Spooktober 22 - Kızılkoğuş Birinci Bölüm

Bölüm değiştirmiş bir arkadaşımdı benim Kızılkoğuş’a gelmemi isteyen. Sıradan günlük hayatım iyice boğucu bir hale gelince yeni bir atmosferi içime çekeceğimi, bu ziyaretin güzel bir değişiklik olabileceğini söyleyerek beni ikna etti. Yapacak daha iyi bir işim yoktu ve o noktada herhangi bir değişikliği kabul ederdim, öyle de yaptım ama bunun ne kadar kötü bir karar olduğunu o an bilmiyordum. Kızılkoğuş, Enstitü’nün diğer kampüslerinin aksine daha çok sosyal bilimler üzerine eğiliyordu. Antropoloji, arkeoloji, tarih gibi bilimlerin eğitimi veriliyor ve verilen bu eğitimin öğrencilerin kafasında daha iyi yer edebilmesi için gerekli araç ve yöntemlerin hepsi kullanılıyor, hiçbir şeyden çekinilmiyordu. Bu bile buraya gelmem için başlı başına bir sebepti. Enstitü’nün Vadi kampüsünün genelde sahip olduğu boğucu, mekanik, renksiz havasından uzaklaşmam için herhangi bir sebep yeterliydi. Özellikle son zamanda yaşanan olaylar inanılmaz rahatsız ediciydi. Yurtlardan çıkan söylentiler, Kitap Vakası, göletteki kaybolmalar...
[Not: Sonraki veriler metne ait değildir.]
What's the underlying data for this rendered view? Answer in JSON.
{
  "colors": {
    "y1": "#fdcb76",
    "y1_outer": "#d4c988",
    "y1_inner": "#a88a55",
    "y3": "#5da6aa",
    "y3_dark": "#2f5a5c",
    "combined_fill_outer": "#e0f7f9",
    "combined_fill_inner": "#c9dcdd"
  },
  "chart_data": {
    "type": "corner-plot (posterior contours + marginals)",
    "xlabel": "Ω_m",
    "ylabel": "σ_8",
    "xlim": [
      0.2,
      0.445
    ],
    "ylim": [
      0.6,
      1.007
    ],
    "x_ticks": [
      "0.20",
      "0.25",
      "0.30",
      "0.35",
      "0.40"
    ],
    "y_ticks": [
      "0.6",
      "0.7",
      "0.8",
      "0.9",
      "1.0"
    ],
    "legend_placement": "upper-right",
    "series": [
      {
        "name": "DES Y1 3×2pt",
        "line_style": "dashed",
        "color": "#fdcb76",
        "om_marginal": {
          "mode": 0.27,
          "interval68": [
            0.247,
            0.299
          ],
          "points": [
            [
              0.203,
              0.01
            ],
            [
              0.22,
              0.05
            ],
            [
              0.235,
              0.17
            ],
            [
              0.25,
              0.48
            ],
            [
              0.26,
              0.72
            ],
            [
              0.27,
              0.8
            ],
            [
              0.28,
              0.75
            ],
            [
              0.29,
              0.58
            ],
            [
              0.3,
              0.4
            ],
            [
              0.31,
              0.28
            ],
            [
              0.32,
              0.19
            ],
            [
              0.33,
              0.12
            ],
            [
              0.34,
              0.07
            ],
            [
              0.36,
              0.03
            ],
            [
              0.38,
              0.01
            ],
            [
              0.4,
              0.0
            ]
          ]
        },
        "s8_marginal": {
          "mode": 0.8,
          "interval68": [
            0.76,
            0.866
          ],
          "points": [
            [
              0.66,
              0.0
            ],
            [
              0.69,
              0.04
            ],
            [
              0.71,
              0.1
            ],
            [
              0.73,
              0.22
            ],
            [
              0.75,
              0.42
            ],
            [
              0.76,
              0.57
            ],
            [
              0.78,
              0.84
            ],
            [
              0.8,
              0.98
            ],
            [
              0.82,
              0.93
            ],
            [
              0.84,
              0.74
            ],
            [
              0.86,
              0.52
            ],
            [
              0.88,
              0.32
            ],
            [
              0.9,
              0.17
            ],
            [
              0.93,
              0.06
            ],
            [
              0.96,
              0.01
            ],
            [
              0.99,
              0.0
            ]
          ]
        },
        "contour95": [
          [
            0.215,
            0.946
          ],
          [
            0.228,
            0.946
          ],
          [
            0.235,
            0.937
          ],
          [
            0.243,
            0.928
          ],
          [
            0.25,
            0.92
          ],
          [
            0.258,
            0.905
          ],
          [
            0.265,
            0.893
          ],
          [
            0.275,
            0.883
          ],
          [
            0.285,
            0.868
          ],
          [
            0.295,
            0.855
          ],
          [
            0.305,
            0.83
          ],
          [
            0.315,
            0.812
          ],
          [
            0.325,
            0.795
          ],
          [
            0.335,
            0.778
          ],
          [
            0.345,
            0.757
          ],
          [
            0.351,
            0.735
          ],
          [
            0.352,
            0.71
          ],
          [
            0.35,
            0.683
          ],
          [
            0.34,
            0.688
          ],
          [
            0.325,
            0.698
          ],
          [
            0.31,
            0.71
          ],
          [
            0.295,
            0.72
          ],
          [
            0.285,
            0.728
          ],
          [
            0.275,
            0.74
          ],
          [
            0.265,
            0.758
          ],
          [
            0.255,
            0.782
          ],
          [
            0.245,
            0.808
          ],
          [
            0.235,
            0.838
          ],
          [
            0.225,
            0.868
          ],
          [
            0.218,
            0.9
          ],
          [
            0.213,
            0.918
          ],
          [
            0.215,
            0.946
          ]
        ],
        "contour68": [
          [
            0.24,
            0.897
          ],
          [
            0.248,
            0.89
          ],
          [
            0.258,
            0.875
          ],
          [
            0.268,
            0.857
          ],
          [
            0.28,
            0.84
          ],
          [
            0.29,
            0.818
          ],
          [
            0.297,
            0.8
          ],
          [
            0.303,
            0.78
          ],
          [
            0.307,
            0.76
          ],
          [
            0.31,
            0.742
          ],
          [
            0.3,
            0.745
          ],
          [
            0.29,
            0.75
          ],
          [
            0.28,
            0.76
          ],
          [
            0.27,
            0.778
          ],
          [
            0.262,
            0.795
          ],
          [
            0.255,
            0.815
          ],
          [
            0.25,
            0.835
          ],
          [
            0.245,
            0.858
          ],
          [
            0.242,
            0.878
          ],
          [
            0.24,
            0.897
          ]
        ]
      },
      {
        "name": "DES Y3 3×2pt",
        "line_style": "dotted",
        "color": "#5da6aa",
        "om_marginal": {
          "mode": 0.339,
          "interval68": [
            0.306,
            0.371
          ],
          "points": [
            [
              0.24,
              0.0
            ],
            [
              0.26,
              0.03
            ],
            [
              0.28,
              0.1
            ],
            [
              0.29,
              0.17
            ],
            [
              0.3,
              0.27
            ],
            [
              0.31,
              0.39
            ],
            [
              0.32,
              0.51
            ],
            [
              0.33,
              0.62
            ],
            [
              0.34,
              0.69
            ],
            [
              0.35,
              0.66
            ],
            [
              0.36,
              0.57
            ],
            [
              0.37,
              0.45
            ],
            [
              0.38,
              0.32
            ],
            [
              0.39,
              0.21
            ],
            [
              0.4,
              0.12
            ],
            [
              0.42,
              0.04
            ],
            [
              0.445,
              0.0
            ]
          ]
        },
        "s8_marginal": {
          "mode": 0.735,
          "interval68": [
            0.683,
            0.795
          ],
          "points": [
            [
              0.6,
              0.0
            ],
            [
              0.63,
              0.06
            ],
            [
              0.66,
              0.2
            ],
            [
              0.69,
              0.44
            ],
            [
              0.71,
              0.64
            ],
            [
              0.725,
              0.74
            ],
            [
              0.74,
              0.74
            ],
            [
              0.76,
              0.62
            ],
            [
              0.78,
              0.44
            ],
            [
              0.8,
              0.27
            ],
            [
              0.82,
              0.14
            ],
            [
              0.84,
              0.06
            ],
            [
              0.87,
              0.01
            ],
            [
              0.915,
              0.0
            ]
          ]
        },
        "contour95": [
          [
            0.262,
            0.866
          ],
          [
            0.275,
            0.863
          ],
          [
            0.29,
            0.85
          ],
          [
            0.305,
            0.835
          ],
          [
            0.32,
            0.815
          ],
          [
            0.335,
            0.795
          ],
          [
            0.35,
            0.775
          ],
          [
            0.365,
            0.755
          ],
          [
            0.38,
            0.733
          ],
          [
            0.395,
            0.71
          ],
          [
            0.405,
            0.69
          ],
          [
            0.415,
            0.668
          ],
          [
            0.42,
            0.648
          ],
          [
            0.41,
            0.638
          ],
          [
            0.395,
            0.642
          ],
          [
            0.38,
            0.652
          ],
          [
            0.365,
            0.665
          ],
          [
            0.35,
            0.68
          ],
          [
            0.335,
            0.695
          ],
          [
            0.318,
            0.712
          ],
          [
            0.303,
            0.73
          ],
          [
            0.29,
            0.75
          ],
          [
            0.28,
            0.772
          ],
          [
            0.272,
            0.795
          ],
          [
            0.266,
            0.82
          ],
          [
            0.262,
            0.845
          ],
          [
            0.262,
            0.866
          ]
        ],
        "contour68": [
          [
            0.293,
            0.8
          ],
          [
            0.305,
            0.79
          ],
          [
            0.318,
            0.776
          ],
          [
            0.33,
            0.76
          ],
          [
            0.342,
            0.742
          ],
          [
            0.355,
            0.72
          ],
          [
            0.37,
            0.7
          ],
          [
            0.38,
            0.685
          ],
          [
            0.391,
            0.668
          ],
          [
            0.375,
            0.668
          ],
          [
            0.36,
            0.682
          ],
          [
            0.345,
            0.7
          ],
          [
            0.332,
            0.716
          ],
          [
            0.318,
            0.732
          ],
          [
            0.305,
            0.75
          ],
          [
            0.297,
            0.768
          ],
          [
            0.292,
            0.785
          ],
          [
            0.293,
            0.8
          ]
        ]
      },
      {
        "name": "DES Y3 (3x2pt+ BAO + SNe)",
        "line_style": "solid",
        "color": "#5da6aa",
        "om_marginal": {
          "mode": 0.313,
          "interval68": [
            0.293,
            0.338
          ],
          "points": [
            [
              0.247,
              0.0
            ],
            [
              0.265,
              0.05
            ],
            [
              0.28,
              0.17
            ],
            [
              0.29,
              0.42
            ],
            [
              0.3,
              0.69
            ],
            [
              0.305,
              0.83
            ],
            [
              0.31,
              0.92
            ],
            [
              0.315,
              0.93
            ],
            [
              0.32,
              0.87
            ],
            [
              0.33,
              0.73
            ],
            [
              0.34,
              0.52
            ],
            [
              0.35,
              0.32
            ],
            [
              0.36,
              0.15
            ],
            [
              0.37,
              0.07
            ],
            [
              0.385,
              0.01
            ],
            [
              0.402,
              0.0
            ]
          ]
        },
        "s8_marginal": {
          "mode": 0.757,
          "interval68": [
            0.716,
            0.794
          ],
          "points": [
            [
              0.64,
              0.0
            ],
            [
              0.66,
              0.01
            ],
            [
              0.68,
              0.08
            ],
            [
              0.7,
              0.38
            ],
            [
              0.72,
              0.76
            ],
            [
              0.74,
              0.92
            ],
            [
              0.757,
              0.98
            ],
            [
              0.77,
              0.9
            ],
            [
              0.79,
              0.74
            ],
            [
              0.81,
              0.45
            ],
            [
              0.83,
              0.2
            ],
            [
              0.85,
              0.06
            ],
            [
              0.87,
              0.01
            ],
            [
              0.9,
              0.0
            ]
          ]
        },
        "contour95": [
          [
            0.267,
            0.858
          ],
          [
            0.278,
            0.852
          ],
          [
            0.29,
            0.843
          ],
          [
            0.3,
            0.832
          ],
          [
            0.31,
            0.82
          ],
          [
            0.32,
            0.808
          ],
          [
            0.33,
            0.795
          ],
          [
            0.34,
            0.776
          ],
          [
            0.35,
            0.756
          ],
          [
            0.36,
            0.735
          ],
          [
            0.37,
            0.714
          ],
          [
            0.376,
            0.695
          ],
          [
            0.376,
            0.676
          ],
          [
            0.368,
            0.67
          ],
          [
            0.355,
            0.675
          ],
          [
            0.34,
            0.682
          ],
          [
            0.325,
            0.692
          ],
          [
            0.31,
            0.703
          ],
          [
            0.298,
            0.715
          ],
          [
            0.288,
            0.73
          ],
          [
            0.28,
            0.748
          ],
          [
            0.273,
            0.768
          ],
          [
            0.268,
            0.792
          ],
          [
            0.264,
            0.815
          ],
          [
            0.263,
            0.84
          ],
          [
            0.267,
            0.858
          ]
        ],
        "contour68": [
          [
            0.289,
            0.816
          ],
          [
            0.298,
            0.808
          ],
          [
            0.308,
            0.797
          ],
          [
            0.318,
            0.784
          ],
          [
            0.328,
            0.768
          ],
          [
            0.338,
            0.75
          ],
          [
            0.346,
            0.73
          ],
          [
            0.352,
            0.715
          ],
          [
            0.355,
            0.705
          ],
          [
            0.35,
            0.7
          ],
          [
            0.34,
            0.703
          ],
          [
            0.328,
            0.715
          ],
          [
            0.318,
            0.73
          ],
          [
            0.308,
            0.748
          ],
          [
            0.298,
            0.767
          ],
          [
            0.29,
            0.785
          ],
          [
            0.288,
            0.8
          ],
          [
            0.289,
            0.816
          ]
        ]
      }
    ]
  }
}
Binaya girmeden bile değişikliği hissedebiliyordum. Duvarların dışında farklı coğrafyalardan, kültürlerden getirilmiş yapılar, süslemeler, parçalar vardı ve giriş kapısı devasa egzotik sütunlar ile çevrili idi. Daha kapıdan girmeden, binanın hemen yanında yemyeşil bir vadi yer alıyordu. Tabi ki burası ile Enstitü’nün ana kampüsünün yer aldığı tekinsiz Vadi aynı şeyler değillerdi, ama bu vadinin karşısında da yine Karakol isimli bir başka kampüs yer alıyordu. Kapıdaki kontrolleri geçer geçmez içinde bir karınca gibi kaldığınız devasa salon ve açıldığı muazzam büyüklükteki koridorlar beni dehşete düşürmüştü. Herhangi bir binanın içinde bu kadar geniş boşluklar olmaması gerektiğini düşündüm nedense. Arkadaşımın beni karşılamasıyla ancak kendime geldim.
“Nasıl? Dediğim gibi görkemli değil mi?”
Ancak kafamı sallayarak cevap verebildiğim bu sorudan sonra beni koridorlarda gezdirmeye başladı. Duvarlarda eski haritaların öğrenciler tarafından yapılmış replikaları, koca koca harflerle yazılmış makaleler, tarihteki figürlerden, sahnelerden çizimler vardı. Bazı çizimler çok rahatsız ediciydi, bunlar eski kültürlerin inançlarındaki metafiziksel varlıkları gösteriyordu ve öğrenciler bu çizimlere oldukça tuhaf olan hayal güçlerini aktarmışlardı.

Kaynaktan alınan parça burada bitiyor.